REPUBLIKA.CO.ID, JAKARTA -- Komisi Perlindungan Anak Indonesia (KPAI) memaparkan hasil pengawasan terkait penerapan program percepatan penurunan stunting yang berlangsung di 26 daerah di Indonesia.
Sejak 15 Maret hingga 15 Mei 2023 KPAI melakukan pengawasan implementasi program percepatan penurunan stunting di mana tiga daerah didatangi secara langsung sementara daerah lainnya dilakukan dengan menggaet Tim Percepatan Penurunan Stunting (TPPS) setempat.
"Kita mendatangi tiga daerah yang menurut SSGI (Survei Status Gizi Indonesia) cukup tinggi (kasus stunting), ada Kabupaten Pasaman Barat, Kabupaten Brebes, dan Kabupaten Lombok Tengah. Pengawasan kedua kita meng-share melalui Dinas Kesehatan atau tim TPPS," kata Wakil Ketua KPAI, Jasra Putra dalam sebuah acara webinar pada Sabtu (29/7/2023).
Pengawasan dilakukan dengan dua metode yaitu wawancara dengan pihak pemerintah setempat hingga masyarakat umum dan pengisian kuisioner dengan melibatkan pemerintah daerah.
Adapun daerah yang menjadi peserta survei pengawasan percepatan penurunan stunting dari KPAI antara lain Barito Kuala, Boalemo, Bolaang Mongondow Selatan, Bondowoso, Brebes, Buleleng, Buton Tengah, Gunung Kidul, Halmahera Timur, Jakarta Utara Jember, dan Jembrana.
Selain itu, ada Kapuas Hulu, Kepahiang, Kulon Progo, Lombok Tengah, Ogan Ilir, Padang Lawas, Pasaman Barat, Pesawaran, Siak, Sigi, Sukabumi, Tana Tidung, Tana Toraja, Tapanuli Selatan, Timor tengah Selatan.
KPAI melakukan survei terhadap sejumlah indikator penerapan program percepatan penurunan stunting mulai dari peraturan daerah, sarana prasarana, hingga pemahaman masyarakat terkait stunting.
KPAI menemukan bahwa beberapa daerah sudah menerbitkan peraturan atau kebijakan mengenai percepatan penurunan stunting di mana kebijakan tersebut berupa peraturan Bupati.
Sebagai implementasi dari peraturan daerah yang berlaku, KPAI mencatat hampir semua daerah memiliki program inovasi terkait penurunan stunting. KPAI juga menemukan sejumlah daerah memiliki program inovasi serupa Gerimis Telur (Gerakan Minum Susu dan Makan Telur).

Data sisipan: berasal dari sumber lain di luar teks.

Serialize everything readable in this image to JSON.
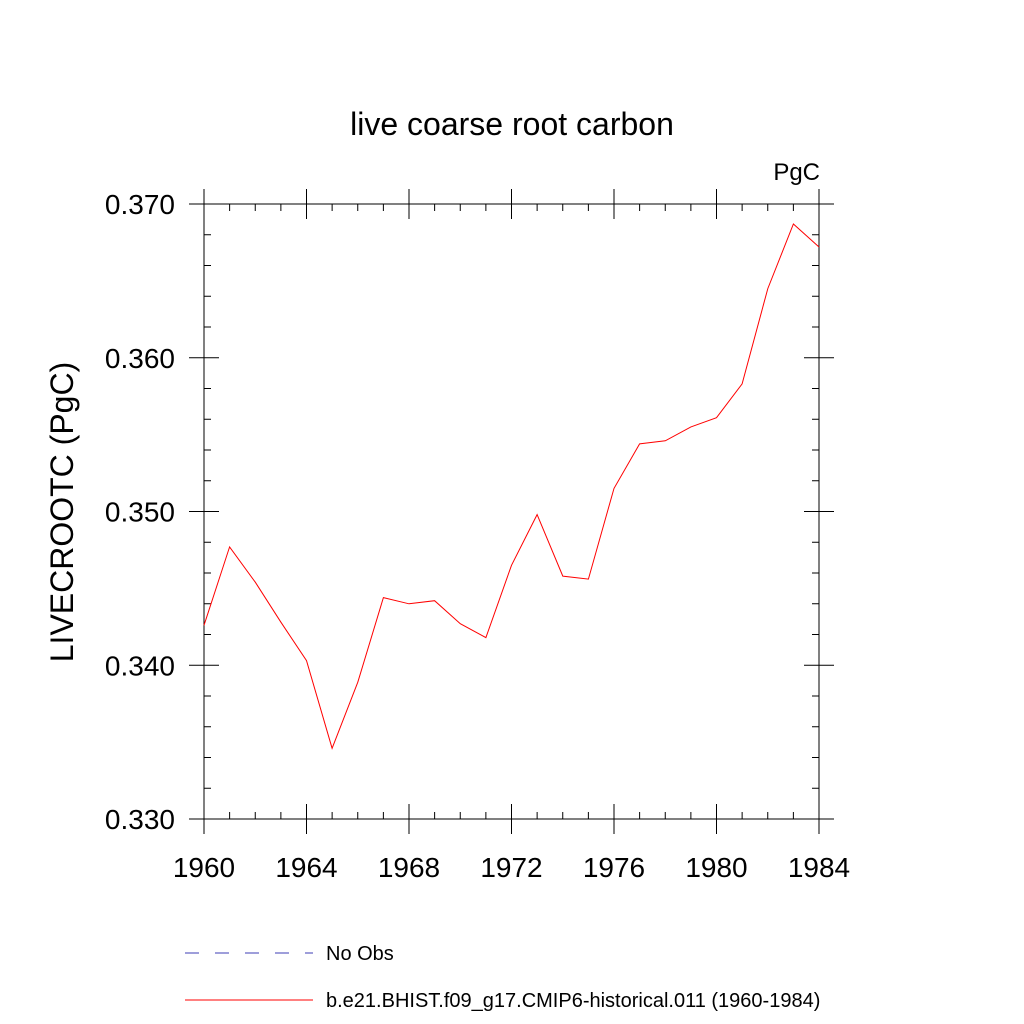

Setiap daerah juga telah memiliki layanan pendidikan anak usia dini yang berperan dalam menurunkan angka stunting melalui program parenting, sosialisasi kepada orang tua, dan integrasi dengan pihak-pihak lain.
Namun, di beberapa daerah pemahaman masyarakat mengenai stunting masih rendah sehingga KPAI merekomendasikan untuk menjalankan program edukasi lebih masif terutama kepada masyarakat kelas menengah ke bawah yang tingkat pendidikannya belum cukup memadai sekaligus berisiko tinggi terdampak stunting.
Selain itu setiap daerah juga masih terkendala dalam hal sarana dan prasarana seperti alat antropometri. Kendala tersebut disebabkan oleh rendahnya realisasi anggaran untuk pencegahan stunting yang juga menjadi permasalahan di sejumlah daerah.
Menanggapi kendala tersebut, KPAI merekomendasikan kepada pemerintah daerah perlunya alokasi Anggaran Pendapat dan Belanja Daerah (APBD) lebih banyak yaitu sekitar 10 persen agar realisasi percepatan penurunan stunting dapat berjalan optimal.
"Untuk pencegahan dan penurunan stunting yang lebih banyak, kita mendorong 10 persen di APBD sehingga dalam perencanaan dan realisasi betul-betul bisa maksimal di atas 50 persen, jadi program dan komitmen ini perlu direalisasikan," ujar Jasra.
Meskipun segi sarana dan prasarana belum optimal, laporan KPAI menyebutkan bahwa fasilitas pengukuran berat dan tinggi badan anak di fasilitas kesehatan masyarakat telah menggunakan alat ukur standar yang dibuat oleh Kementerian Kesehatan dan proses pengukuran dilakukan mengikuti prosedur yang berlaku.
KPAI juga menemukan bahwa proses pemantauan pelayanan percepatan penurunan stunting terhadap keluarga berupa pemberian imunisasi dasar lengkap (IDL) dan makanan pendamping air susu ibu (MPASI) telah dilakukan setiap daerah.